Reading Time: 2 minutes

Our beloved school’s budget is suffering. Students have seen tuition rise like a steady flood for some time now. Parking passes cost $50 for a single semester, and that provides no guarantee of finding a spot in an overcrowded lot. The bathrooms in the Woodbury Business building are more like teleportation chambers to a 1970s Barstow truck stop.

wine-glassWith the increased costs to students and decreased institutional resources that come with an economy as this, where are we to turn for assistance?
Why not try selling beer on campus?

Such a suggestion, of course, breeds further questions. Why is alcohol prohibited on campus? It’s difficult to address this without acknowledging the predominant culture in Utah’s government, legislation and educational institutions. Is this an issue of pragmatism, or is it a matter of the separation of church and state?

This does not even need to enter into the debate – our school is a state university and as such is in no way affiliated with any religion, nor should it be held to a religious standard.  Several campus eateries sell coffee and tea, which is against the local grain. Expanding the market into beer could reap substantial financial benefits.
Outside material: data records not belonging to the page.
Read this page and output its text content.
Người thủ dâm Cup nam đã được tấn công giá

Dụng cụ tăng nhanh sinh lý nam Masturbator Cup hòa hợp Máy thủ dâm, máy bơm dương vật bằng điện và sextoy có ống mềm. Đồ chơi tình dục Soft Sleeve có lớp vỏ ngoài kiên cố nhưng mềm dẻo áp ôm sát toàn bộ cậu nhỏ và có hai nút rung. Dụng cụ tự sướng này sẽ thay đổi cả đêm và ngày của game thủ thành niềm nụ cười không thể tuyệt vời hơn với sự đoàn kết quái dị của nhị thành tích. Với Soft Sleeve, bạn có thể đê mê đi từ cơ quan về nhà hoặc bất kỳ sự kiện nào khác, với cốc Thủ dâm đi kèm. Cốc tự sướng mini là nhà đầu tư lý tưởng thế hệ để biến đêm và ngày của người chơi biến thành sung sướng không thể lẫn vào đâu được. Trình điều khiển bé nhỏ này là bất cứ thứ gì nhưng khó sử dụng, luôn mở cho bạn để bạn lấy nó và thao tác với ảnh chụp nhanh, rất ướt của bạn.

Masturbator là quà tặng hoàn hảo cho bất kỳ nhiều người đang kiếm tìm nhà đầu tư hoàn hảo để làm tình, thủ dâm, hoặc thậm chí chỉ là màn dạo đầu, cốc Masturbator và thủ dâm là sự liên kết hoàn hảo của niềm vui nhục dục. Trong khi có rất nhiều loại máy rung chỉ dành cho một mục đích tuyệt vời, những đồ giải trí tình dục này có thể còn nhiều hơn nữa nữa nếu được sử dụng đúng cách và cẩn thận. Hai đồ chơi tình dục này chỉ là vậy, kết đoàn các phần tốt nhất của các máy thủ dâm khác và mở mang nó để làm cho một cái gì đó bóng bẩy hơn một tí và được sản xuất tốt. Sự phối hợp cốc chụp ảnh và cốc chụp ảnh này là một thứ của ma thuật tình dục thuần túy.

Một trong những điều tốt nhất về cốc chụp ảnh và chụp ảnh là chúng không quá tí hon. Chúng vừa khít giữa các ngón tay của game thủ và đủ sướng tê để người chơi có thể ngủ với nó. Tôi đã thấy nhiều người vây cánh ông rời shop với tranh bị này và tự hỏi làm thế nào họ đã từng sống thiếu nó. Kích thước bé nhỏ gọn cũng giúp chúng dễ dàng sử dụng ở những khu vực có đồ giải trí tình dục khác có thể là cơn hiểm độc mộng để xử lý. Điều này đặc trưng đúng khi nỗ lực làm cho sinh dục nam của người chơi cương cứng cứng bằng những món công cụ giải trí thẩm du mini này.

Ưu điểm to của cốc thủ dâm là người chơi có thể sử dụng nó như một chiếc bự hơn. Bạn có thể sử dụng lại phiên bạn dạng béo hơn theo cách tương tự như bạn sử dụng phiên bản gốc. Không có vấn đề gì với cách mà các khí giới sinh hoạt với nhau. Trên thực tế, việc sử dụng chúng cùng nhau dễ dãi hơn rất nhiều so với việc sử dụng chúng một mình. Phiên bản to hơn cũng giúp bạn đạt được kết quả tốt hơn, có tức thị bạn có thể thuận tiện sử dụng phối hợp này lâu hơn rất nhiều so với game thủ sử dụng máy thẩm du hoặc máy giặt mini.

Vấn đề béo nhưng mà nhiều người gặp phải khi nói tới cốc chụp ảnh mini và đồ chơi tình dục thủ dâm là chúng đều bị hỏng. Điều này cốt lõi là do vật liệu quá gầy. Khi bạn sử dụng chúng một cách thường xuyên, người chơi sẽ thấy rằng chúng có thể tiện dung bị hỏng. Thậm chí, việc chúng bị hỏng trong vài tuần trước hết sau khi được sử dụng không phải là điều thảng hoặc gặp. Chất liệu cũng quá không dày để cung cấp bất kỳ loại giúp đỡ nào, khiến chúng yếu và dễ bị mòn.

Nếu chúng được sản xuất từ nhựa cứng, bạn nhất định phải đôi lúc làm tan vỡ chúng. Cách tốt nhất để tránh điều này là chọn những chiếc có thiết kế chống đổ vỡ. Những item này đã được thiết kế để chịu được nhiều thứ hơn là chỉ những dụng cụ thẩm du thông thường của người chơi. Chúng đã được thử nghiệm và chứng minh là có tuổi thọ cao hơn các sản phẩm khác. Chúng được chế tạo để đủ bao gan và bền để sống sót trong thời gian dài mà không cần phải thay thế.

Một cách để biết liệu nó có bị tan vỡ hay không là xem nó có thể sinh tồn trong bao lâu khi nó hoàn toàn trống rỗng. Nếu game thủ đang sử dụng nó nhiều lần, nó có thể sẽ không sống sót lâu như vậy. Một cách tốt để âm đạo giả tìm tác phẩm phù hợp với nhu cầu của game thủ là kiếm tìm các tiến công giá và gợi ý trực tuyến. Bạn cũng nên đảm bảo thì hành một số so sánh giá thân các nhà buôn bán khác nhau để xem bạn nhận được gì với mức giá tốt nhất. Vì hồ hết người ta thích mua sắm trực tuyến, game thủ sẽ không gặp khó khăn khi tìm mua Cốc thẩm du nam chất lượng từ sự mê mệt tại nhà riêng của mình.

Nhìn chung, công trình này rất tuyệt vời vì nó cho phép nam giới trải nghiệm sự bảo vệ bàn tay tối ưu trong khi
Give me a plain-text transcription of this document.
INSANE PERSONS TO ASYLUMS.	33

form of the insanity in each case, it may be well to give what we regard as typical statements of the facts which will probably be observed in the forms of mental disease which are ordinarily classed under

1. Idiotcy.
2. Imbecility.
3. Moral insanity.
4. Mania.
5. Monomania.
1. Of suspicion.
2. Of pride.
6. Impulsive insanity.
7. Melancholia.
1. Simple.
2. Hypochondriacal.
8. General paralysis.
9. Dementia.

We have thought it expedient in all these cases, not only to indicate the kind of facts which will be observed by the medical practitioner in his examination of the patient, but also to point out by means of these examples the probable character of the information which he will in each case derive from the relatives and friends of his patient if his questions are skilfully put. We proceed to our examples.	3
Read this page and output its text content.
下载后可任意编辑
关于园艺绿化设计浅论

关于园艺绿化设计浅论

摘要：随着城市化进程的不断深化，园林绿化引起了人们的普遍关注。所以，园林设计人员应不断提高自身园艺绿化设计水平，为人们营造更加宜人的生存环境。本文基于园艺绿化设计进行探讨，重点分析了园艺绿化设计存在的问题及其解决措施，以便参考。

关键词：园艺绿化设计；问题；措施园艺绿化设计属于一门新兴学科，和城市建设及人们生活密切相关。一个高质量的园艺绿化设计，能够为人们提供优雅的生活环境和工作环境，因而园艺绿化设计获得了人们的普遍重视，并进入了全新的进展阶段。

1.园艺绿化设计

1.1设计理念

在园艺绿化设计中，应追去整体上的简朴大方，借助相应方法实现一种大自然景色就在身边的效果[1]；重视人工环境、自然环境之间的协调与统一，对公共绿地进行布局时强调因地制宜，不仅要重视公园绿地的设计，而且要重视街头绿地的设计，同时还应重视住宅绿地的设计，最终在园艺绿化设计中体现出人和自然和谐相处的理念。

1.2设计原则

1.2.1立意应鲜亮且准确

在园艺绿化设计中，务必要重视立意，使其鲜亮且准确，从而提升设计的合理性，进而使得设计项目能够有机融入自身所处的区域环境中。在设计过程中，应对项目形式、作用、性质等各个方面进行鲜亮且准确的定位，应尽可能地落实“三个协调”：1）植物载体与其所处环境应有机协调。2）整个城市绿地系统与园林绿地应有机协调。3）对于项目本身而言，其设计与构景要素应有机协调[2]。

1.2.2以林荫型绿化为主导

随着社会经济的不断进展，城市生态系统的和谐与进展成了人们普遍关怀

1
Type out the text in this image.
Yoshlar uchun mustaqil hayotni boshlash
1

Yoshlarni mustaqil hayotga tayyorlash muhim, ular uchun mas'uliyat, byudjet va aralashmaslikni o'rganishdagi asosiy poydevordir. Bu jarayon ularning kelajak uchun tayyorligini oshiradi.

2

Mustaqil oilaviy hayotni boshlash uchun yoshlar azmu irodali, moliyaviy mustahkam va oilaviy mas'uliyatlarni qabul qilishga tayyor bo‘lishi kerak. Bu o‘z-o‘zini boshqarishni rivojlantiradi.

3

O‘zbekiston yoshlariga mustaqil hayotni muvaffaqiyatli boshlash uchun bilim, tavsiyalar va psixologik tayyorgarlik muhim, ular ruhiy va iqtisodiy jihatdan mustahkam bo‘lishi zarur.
One could argue that the commercial distribution of alcohol would breed drunkenness or slothful behavior.  An easy fix to this, of course, is to extend the already firmly in-place public intoxication laws onto campus grounds as well. If a student comes to class drunk and disorderly, any reasonable professor would kick them out of class, just as they would surely kick a sober and disorderly student out of class.

Our campus features several smoking areas outdoors for those students and faculty that choose to participate in such a practice.

Why not restrict alcohol consumption to a campus-run in-or-outdoor beer garden for any (of legal age, of course) to come and take a load off?

It’s not such an outrageous proposition. Higher education institutions across the country sell alcoholic beverages on campus to those of legal age.

Colorado State University in Fort Collins, Penn State, Berkeley: all fine establishments that see the advantages (social, financial, and otherwise) to such commerce.

Further, anyone that claims to support entrepreneurship should find great reason to support the legalization of responsible alcohol consumption on campus. If the market doesn’t bear it, then let’s get rid of it, but not preemptively based on a tenuously subjective dogmatic imperative. Would you rather support a nanny state?

The next time you’re about to take your Bio 1010 midterm and can’t quite shake your jitters or you’re trying to muster the wherewithal to ask out that cute girl in your Literature of the American Renaissance class, think of how much easier your respective task would be after a brew or two.